Beware of strict-aliasing and alignment rules in C if you want to do overlapping accesses with different types. C is not portable assembly language; you have to obey C's rules if you don't want a compiler to "break" your code at compile time. (Or from another PoV, for your code not to mean what you want and not be already broken.) e.g. Why does unaligned access to mmap'ed memory sometimes segfault on AMD64? shows that alignment-related segfaults are possible after compiler optimization even on an ISA like x86-64 where normal scalar unaligned loads/stores never fault.
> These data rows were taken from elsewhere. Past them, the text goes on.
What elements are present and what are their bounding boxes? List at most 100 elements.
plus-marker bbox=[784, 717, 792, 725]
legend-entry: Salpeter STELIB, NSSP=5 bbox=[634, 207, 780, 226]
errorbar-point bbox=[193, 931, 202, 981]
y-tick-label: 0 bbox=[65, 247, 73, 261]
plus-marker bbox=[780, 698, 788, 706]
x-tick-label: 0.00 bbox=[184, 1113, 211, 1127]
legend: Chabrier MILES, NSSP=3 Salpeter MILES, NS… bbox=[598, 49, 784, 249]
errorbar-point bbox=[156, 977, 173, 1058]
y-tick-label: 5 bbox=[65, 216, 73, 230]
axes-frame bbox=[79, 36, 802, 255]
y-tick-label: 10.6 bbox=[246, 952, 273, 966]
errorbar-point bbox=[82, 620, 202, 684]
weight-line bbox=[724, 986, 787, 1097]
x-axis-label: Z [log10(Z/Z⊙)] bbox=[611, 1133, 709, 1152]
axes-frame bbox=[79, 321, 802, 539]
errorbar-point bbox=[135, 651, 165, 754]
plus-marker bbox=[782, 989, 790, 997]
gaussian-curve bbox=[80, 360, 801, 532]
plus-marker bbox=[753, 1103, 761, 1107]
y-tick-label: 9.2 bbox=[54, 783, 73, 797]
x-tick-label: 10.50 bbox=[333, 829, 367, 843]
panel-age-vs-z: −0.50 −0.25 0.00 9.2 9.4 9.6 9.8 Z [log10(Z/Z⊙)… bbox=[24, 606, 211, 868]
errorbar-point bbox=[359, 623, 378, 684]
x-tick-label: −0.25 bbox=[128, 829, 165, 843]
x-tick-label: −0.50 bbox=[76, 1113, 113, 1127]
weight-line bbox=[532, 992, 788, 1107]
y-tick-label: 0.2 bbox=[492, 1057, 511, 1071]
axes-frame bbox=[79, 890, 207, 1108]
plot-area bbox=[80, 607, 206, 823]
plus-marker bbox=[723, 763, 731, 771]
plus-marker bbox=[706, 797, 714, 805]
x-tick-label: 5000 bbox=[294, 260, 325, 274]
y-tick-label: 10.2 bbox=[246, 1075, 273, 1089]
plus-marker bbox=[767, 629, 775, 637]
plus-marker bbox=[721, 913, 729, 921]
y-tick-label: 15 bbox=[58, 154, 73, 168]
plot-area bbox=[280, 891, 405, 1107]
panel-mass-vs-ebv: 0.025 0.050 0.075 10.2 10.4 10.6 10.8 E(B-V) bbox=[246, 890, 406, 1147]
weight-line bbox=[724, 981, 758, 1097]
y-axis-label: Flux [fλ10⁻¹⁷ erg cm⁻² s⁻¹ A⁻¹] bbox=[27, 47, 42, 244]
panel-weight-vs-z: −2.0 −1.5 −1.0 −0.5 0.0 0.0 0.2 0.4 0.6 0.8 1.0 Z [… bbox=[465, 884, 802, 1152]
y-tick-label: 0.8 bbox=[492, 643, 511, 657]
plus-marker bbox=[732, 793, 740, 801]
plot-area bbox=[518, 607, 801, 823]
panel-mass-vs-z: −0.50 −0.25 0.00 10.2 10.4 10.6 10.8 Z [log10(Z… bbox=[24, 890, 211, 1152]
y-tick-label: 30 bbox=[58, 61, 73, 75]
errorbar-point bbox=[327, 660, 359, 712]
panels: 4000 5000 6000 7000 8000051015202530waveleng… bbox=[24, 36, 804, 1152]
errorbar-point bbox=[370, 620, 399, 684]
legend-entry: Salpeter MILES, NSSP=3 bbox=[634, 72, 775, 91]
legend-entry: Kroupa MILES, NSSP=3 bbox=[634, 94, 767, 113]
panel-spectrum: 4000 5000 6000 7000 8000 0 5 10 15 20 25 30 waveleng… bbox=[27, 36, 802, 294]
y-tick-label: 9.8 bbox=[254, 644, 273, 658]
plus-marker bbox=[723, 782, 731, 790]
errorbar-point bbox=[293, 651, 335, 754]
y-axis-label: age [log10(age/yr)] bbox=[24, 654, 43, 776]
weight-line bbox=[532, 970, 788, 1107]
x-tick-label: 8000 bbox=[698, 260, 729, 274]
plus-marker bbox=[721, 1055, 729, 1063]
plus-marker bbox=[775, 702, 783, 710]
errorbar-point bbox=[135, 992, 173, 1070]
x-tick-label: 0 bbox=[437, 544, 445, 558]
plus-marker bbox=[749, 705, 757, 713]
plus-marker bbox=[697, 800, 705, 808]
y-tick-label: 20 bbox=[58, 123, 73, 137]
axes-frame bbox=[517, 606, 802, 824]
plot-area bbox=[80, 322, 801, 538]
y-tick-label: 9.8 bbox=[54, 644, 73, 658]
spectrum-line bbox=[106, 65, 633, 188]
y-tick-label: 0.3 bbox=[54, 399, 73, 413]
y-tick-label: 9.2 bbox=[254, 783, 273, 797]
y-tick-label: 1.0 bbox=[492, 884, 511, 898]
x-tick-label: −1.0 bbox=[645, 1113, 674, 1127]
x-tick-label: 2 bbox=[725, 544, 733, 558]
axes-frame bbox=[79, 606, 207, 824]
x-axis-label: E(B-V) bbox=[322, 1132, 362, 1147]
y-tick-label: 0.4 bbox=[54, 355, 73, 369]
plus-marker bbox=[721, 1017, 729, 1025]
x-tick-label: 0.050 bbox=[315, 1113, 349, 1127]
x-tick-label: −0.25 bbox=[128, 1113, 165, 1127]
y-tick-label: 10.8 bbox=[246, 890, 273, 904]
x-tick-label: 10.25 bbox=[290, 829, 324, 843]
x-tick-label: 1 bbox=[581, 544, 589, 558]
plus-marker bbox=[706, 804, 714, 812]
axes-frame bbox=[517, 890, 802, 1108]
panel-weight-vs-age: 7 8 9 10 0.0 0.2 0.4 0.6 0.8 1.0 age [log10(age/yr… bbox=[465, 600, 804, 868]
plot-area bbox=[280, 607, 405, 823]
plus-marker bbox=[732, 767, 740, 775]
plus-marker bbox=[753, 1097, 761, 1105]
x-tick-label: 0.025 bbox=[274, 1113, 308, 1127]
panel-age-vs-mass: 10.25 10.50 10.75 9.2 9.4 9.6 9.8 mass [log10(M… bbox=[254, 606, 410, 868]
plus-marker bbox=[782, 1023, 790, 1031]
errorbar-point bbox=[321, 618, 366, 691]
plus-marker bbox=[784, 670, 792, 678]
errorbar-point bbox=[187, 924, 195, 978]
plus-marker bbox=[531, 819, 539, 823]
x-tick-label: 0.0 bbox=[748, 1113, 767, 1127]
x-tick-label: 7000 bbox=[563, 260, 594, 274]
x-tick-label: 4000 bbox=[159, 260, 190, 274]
Use memcpy(ptr+3, &u32value, sizeof(u32value));
for an unaligned 4-byte store that you can safely reload with a different type. (For a var type like uint32_t u32value = 1234;
- uin32_t is required to be exactly 32 bits wide with no padding, if the system provides it.)
With a decent modern compiler targeting an ISA (like x86-64) where unaligned loads are cheap, that memcpy
will fairly reliably inline and optimize to a single mov
store with the right operand size.
*(uint32_t)(ptr+3) = 1234
would not be safe, because alignof(uint32_t)
is 4 on most C implementations (ones with 8-bit char). Since malloc itself returns memory sufficiently aligned to store any type (up to max_align_t
), ptr+3
is definitely misaligned (except on weird systems with wide char where sizeof(uint32_t)=1, or where it chooses not to require alignment of wider types).
Or in GNU C we can use type attributes to tell the compiler about under-aligned versions of types, and/or give them the same alias-anything ability as char*
.
(__m128i
and other Intel vector intrinsic types use the may_alias
attribute; that's how compilers make it safe to _mm_load_ps( (float*)ptr_to_int )
and stuff like that.)
typedef uint32_t unaligned_aliasing_u32 __attribute__((aligned(1),may_alias));
char *ptr = malloc(1234);
*(unaligned_aliasing_u32)(ptr+3) = 5678; // movl $5678, 3(%rax)
*(unaligned_aliasing_u32)(ptr+5) = 5678; // movl $5678, 5(%rax) overlapping
int tmp = ((const uint32_t*)ptr)[1]; // mov 4(%rax), %edx aligned so I used plain uint32 for example.
See part of my answer on Why does glibc's strlen need to be so complicated to run quickly? for another example of using a may_alias load to safely read a buffer as long
s, unlike glibc's version which is only "safe" because it's compiled with known compilers and without the possibility of inlining into a caller that loads or stores the same memory with a different type. (That one does need to be aligned so I omitted the aligned(1)
attribute.)